When able I think I would like to refinish the wood on my gun to a darker finish and would like very much for it to have checkering, like Booth's pistol. I can't imagine ever being brave enough to start carving on it myself. Perhaps I could find someone that would do it for me.
 
Checkering isn't difficult if you have good directions and follow them carefully. The problem with modern checketting tools is that they cut pointed tops, but old time checkering has flat tops.
 
Your right. The old time checkering was more of a decoration rather than being functional like it is today.
I used modern checkering files to do the checkering on my Fordney rifle and it's checkering has flat's on top of the diamonds. I did this by not cutting the checkering to "full depth" with the files.

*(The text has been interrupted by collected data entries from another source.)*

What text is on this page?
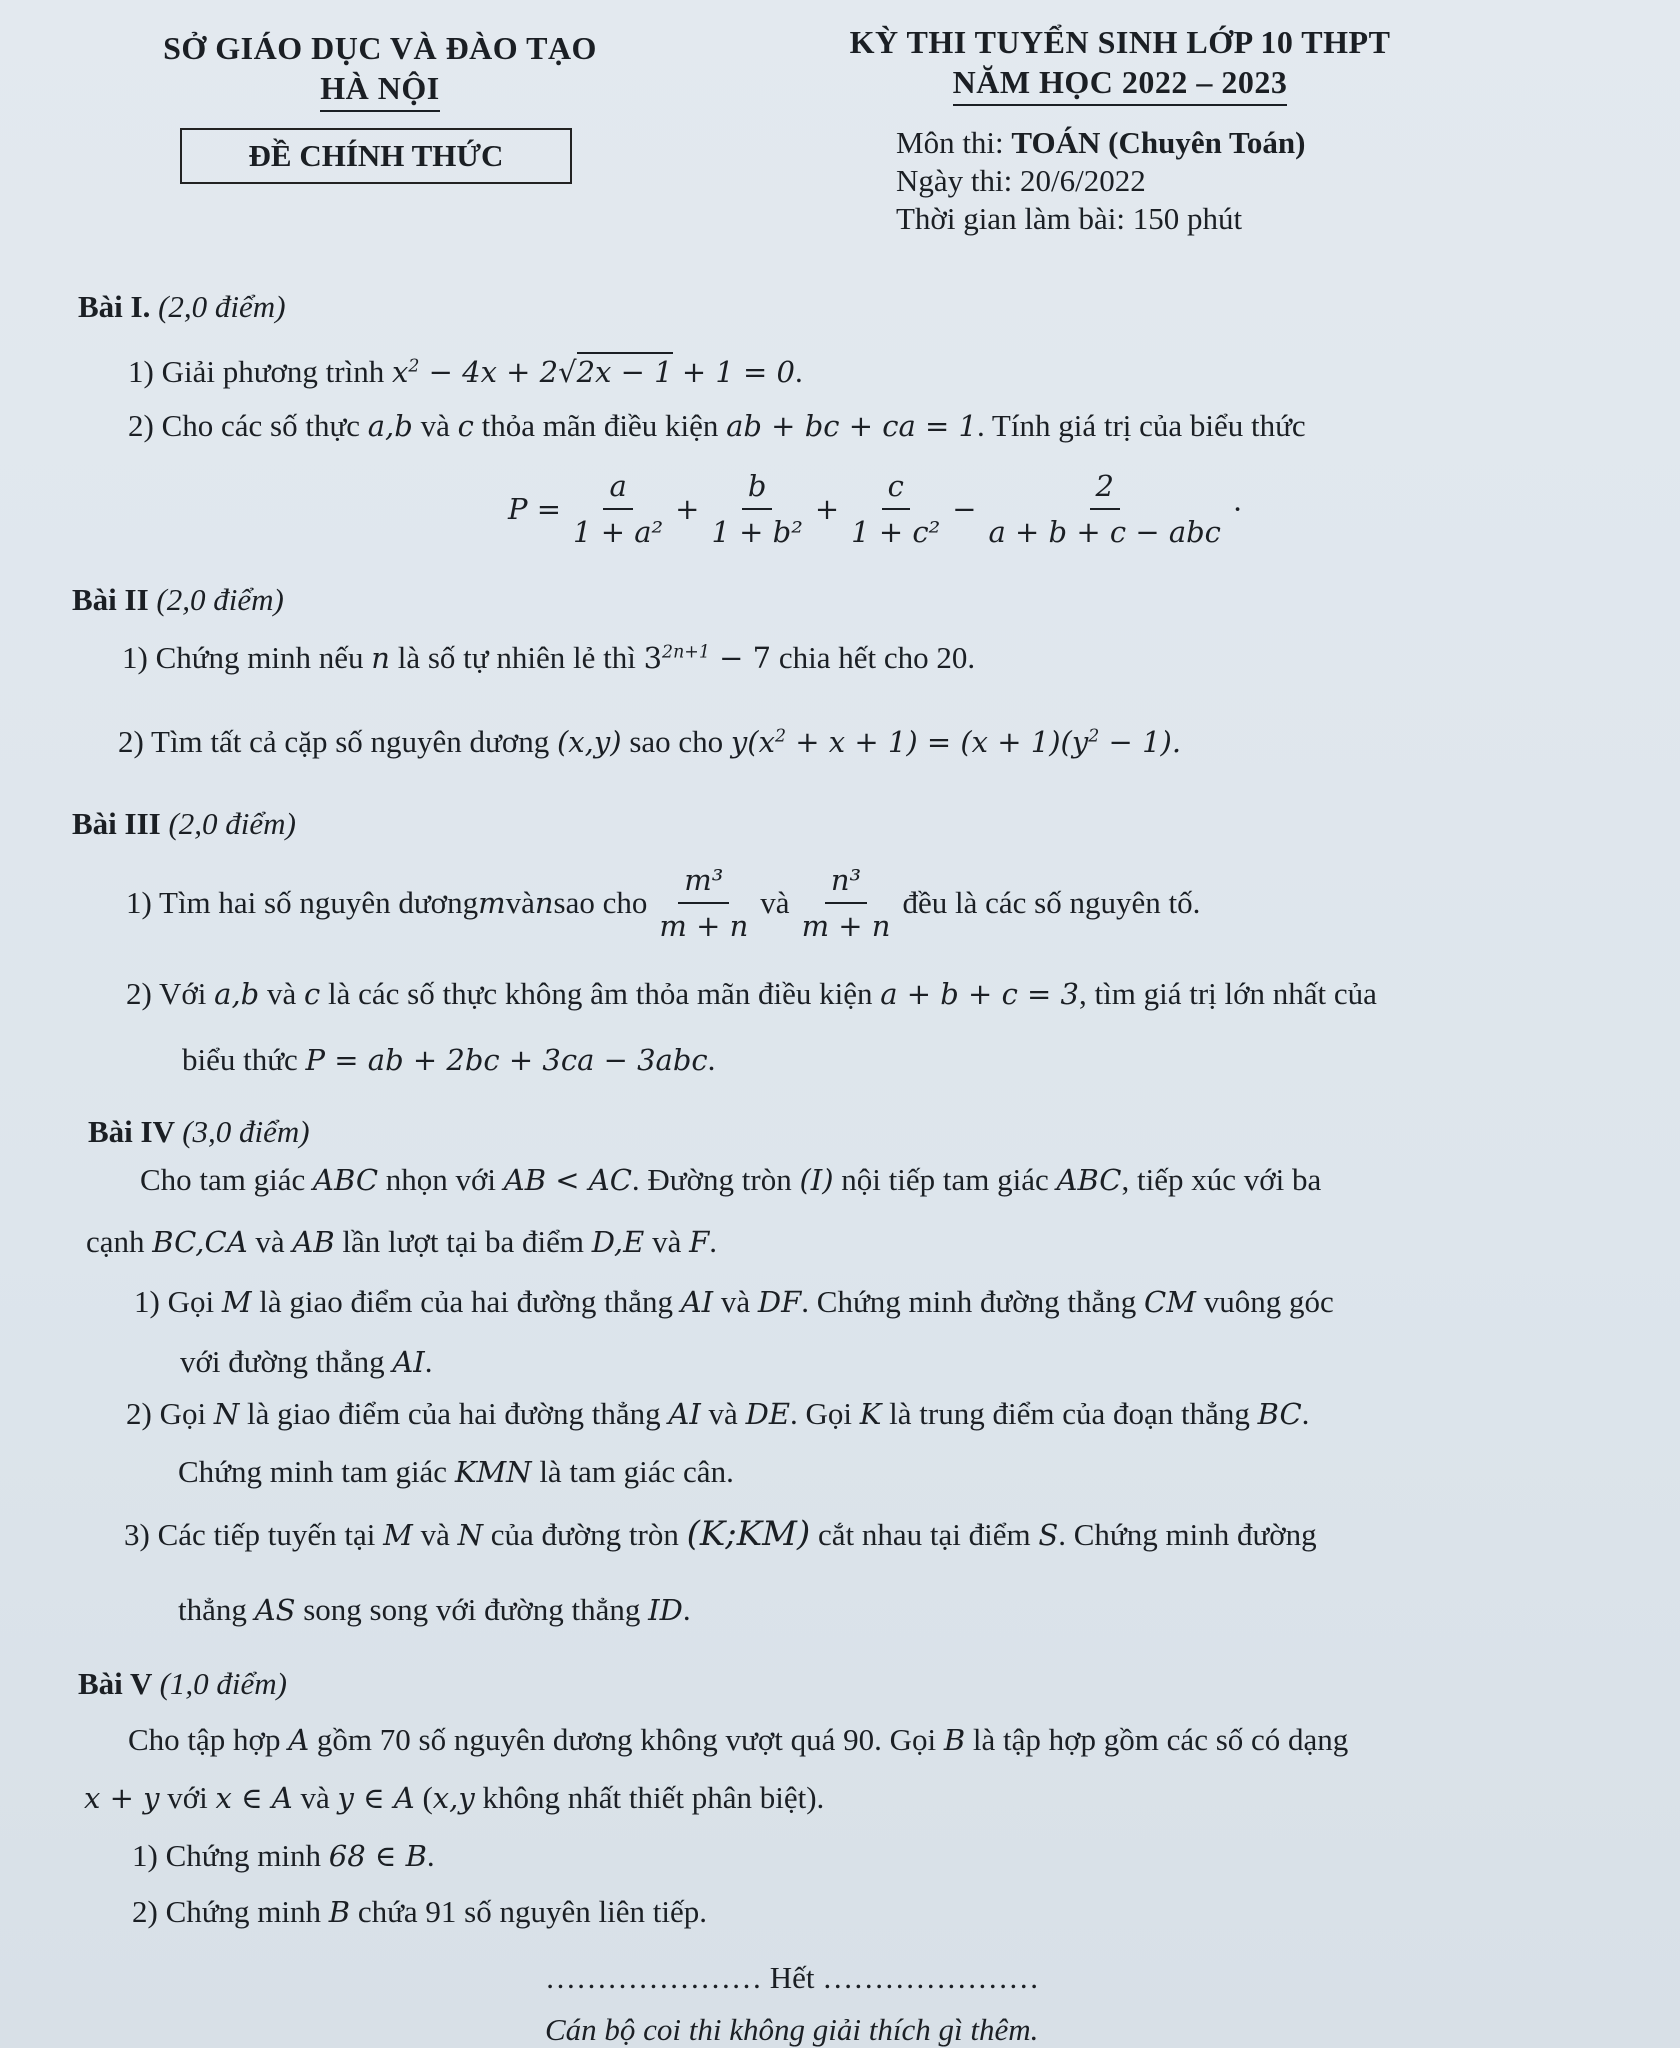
SỞ GIÁO DỤC VÀ ĐÀO TẠO
HÀ NỘI
KỲ THI TUYỂN SINH LỚP 10 THPT
NĂM HỌC 2022 – 2023
ĐỀ CHÍNH THỨC	Môn thi: TOÁN (Chuyên Toán)
Ngày thi: 20/6/2022
Thời gian làm bài: 150 phút
Bài I. (2,0 điểm)
1) Giải phương trình $x^2 - 4x + 2√2x - 1 + 1 = 0$.
2) Cho các số thực a,b và c thỏa mãn điều kiện ab + bc + ca = 1. Tính giá trị của biểu thức
$P = \frac{a}{\text{1 + a²}} + \frac{b}{\text{1 + b²}} + \frac{c}{\text{1 + c²}} - \frac{2}{\text{a + b + c − abc}}$ ·
Bài II (2,0 điểm)
1) Chứng minh nếu n là số tự nhiên lẻ thì $3^{2n+1} - 7$ chia hết cho 20.
2) Tìm tất cả cặp số nguyên dương (x,y) sao cho $y(x^2 + x + 1) = (x + 1)(y^2 - 1)$.
Bài III (2,0 điểm)
1) Tìm hai số nguyên dương m và n sao cho $\frac{\text{m³}}{m + n}$ và $\frac{\text{n³}}{m + n}$ đều là các số nguyên tố.
2) Với a,b và c là các số thực không âm thỏa mãn điều kiện a + b + c = 3, tìm giá trị lớn nhất của
biểu thức P = ab + 2bc + 3ca − 3abc.
Bài IV (3,0 điểm)
Cho tam giác ABC nhọn với AB < AC. Đường tròn (I) nội tiếp tam giác ABC, tiếp xúc với ba
cạnh BC,CA và AB lần lượt tại ba điểm D,E và F.
1) Gọi M là giao điểm của hai đường thẳng AI và DF. Chứng minh đường thẳng CM vuông góc
với đường thẳng AI.
2) Gọi N là giao điểm của hai đường thẳng AI và DE. Gọi K là trung điểm của đoạn thẳng BC.
Chứng minh tam giác KMN là tam giác cân.
3) Các tiếp tuyến tại M và N của đường tròn (K;KM) cắt nhau tại điểm S. Chứng minh đường
thẳng AS song song với đường thẳng ID.
Bài V (1,0 điểm)
Cho tập hợp A gồm 70 số nguyên dương không vượt quá 90. Gọi B là tập hợp gồm các số có dạng
x + y với x ∈ A và y ∈ A (x,y không nhất thiết phân biệt).
1) Chứng minh 68 ∈ B.
2) Chứng minh B chứa 91 số nguyên liên tiếp.
………………… Hết …………………
Cán bộ coi thi không giải thích gì thêm.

The skip line basket weave checkering pattern is another story.

Fordbut.jpg
 
1593476516367.png

What I want to do is make my derringer look like Booth's gun. That means some checkering, darker finish, and apparently a butt cap. I'm looking for a pic of the back of the Booth gun to see what the butt cap/back strap looks like.
 
I can't believe the price they are asking for those kits now. I bought a kit in the '70s from Dixie...it was ~$19.00! Does tha date me?
Yes and me too. I almost bought one when twenty dollars was all I would have for fun stuff through a two week period after bills, work gas and normal weekly expenses.
I bought a ‘CVA trade knife instead. I think it was $9.
 
Would make a good carry gun, even today. One round with all its smoke, fire, and noise should be enough to scare off just about anyone... that is, even if you miss. A well placed round ball will end the threat.

Does anyone out there still carry a philly derringer?

The current Pedersoli Philly Derringers have god awful fake looking modern stamped checkering in a pattern totally unlike the originals.